A couple of scripts are available to check the parity of GraphQL and Content Store responses:

  • script/diff_graphql/run.sh - this will guide you through diffing the responses for one page.

  • script/diff_graphql/bulk.sh - this allows you to diff multiple pages in one process.

    For the bulk script, you'll need to prepare a file with a list of base paths (e.g. /world) and an empty line at the end. See the "Retrieving base paths from logs using Athena" section for one way to do this.

    Diffs will be output to tmp/diff_graphql/diffs by default.
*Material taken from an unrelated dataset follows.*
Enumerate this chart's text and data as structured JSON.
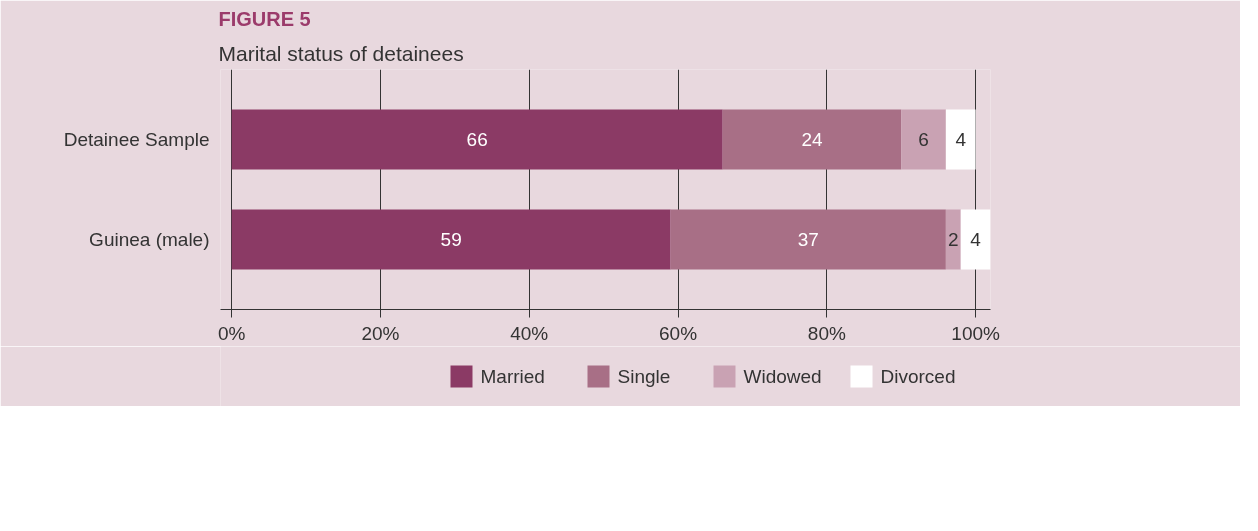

Run the script with --help for information on all the required and optional arguments.

Retrieving base paths from logs using Athena

You can use Athena to retrieve base paths of cache misses over a given time period. Below is an example Trino SQL query. You just need to edit the dates.

Save the output to tmp/diff_graphql/unfiltered_base_paths and then run the script/diff_graphql/filter_base_paths.sh script to filter the base paths by one or more schema names in preparation for running the bulk script. You will need a replicated Publishing API or Content Store database for this script to work properly. If using Content Store, pass the --with-content-store flag to the script.

SELECT DISTINCT
  REPLACE(
    SPLIT_PART("url", '?', 1),
    '//',
    '/'
  ) AS "url_path"
FROM
  "fastly_logs"."govuk_www"
WHERE
  "date" = 6
  AND "month" = 5
  AND "year" = 2025
  AND (
    "request_received"
    BETWEEN TIMESTAMP '2025-05-06 12:00'
    AND TIMESTAMP '2025-05-06 17:00'
  )
  AND "content_type" LIKE 'text/html%'
  AND "method" = 'GET'
  AND "status" = 200
  AND "fastly_backend" = 'origin'
  AND "cache_response" = 'MISS'
  AND LOWER("user_agent") NOT LIKE '%bot%'
  AND LOWER("user_agent") NOT LIKE '%crawler%'
  AND LOWER("user_agent") NOT LIKE '%engine%'
  AND LOWER("user_agent") NOT LIKE '%google%'
  AND LOWER("user_agent") NOT LIKE '%java%'
  AND LOWER("user_agent") NOT LIKE '%lua%'
  AND LOWER("user_agent") NOT LIKE '%python%'
  AND LOWER("user_agent") NOT LIKE '%ruby%'
  AND LOWER("user_agent") NOT LIKE '%spider%';